Мне трудно было удерживать себя, и я сделала несколько маленьких глупостей вчера.

Ты простил меня. Но все-таки я не изменила. В любви, даже в прошлой, нет места лжи.

Я ему сказала, что люблю тебя. Он сразу покорился судьбе. Это не я заставила его подняться к тебе. Он сам понял свою вину. Он принял тебя за обыкновенного нагловатого искателя приключений, и когда ты поцеловал мою руку -- это показалось Джиованни вызовом ему и неуважением ко мне...

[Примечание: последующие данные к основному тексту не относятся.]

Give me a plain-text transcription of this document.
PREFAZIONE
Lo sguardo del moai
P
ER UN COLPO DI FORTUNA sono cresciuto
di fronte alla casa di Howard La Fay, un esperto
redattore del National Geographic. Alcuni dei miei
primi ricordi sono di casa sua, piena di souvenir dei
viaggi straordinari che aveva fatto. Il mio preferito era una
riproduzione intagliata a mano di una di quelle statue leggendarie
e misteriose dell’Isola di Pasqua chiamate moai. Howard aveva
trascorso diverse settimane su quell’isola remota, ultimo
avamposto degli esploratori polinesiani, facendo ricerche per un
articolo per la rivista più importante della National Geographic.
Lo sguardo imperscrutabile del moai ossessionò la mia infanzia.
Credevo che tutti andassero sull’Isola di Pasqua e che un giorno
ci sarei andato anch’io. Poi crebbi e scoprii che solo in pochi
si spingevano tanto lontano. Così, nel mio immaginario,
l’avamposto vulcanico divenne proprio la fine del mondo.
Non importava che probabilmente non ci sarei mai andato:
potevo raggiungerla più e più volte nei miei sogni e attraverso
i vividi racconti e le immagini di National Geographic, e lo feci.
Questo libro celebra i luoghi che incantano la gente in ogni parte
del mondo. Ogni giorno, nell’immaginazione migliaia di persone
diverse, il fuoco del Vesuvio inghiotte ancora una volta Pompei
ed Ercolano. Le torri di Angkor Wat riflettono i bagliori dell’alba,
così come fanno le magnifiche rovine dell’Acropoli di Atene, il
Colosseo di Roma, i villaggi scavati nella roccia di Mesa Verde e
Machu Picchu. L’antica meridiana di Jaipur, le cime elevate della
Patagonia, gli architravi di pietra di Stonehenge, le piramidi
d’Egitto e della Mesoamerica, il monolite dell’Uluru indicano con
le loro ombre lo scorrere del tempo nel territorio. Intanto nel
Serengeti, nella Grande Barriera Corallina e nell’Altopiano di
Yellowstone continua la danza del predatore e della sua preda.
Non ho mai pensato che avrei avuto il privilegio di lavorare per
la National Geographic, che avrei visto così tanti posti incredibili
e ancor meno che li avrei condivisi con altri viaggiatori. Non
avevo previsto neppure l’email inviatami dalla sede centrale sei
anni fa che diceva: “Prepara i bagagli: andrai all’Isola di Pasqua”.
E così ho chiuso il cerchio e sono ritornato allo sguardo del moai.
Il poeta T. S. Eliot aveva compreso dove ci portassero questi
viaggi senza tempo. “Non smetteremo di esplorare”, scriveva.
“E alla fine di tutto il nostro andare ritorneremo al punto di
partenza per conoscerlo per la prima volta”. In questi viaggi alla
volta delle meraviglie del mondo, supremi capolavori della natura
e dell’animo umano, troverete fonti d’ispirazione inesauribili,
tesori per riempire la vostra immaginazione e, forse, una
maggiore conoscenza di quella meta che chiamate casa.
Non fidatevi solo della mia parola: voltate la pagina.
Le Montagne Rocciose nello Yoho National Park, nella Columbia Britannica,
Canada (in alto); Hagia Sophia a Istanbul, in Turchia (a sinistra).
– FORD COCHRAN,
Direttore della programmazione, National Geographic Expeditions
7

Легкая, почти неуловимая вуаль печали скользнула по ее лицу и прошла. Она сказала:

-- Довольно о нем! Не правда ли? Его нет между нами. Я согласился. Да. Но горька и тяжела мне была эта странная минута, когда вся Марсель, глубоко погруженная в темноту ночи, беззвучно спала. Я невольно снова вспомнил моего предшественника таким, каким я его видел у меня, при прощании, и невольно подумал о себе. Я себя увидел грузным, с ленивой перевалкой, серые глаза широко расставлены в стороны, курчавые соломенные волосы, бычий лоб... И на сколько лет он был моложе меня!..

А на рассвете, в косых золотых лучах утреннего солнца, она, после бессонной ночи, вдруг так похорошела, так порозовела и посвежела, ну вот как будто бы она в это утро каталась на коньках и пришла домой, вся благоухающая снегом и здоровьем.